The picture you refered to as of the fitness model, looks great, but does
the competitive model look similar or is it the old "watch" looking model?

Thanks.

George Van Noy


SNIPSNIP>

Quote:
>I'm the developer Ed mentioned and would like to clarify a few points.
>Speedo sells TWO stroke monitors: A "Fitness" monitor designed for lap and
>fitness swimmers. And a "Competitive" monitor designed for competitive
>swimmers and triathletes.

>The comments Ed makes are correct - for the Speedo FITNESS monitor only. It
>requires a one-time calibration, where the swimmer enters their body weight
>and swims a specific distance (so the monitor can calculate average
distance
>per stroke).  Conceptually it resembles a pedometer it terms of calculating
>distance swam the number of calories burned. However, it also provids a
>real-time count of stroke cycles and provides the average cycle rate
>(cycles/minute) at the end of each swim.

>Speedo's COMPETITIVE model requires absolutely no calibration. This monitor
>may be of more interest to competitive swimmers and / or triathletes. It
was
>designed to be more of data aquisition device, rather than a swimming
>pedometer.
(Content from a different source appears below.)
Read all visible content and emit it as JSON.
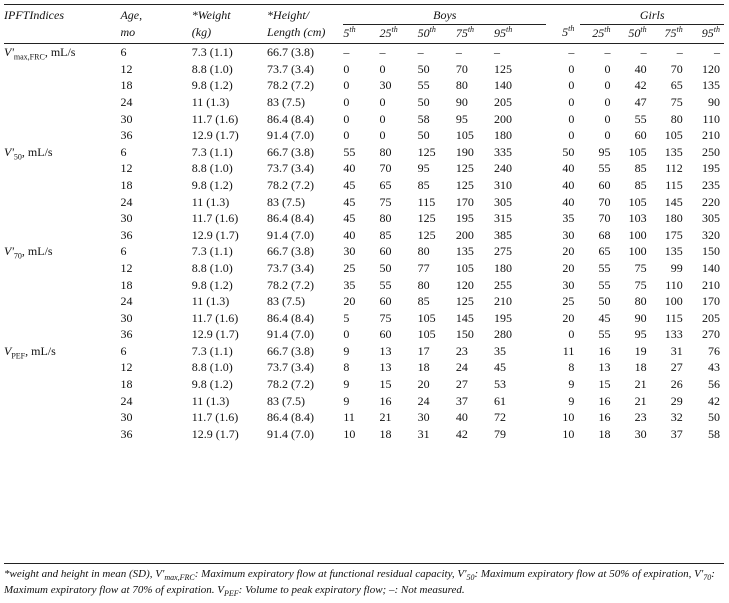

It provides the following data after every swim:
>-Elapsed time
>-Total number of stroke cycles (one cycle = two strokes)
>-Distance per stroke cycle (in either yards or meters)
>-Cycle rate (cycles per minute)
>-SEI (swim efficiency index, a relative index indicating overall speed AND
>efficiency)
>-Speed (yards or meters per second)

>This model was designed to: assist swimmers in finding their optimum
>combination of stroke length & stroke rate; analyze the impact of fatigue;
>help swimmers develop muscle memory  (a repeatable stroke under fatigue or
>pressure); and pin-point problems in technique and/or stroke efficiency.

>I hope this clarifies the difference between the two different stroke
>monitors Speedo is currently selling.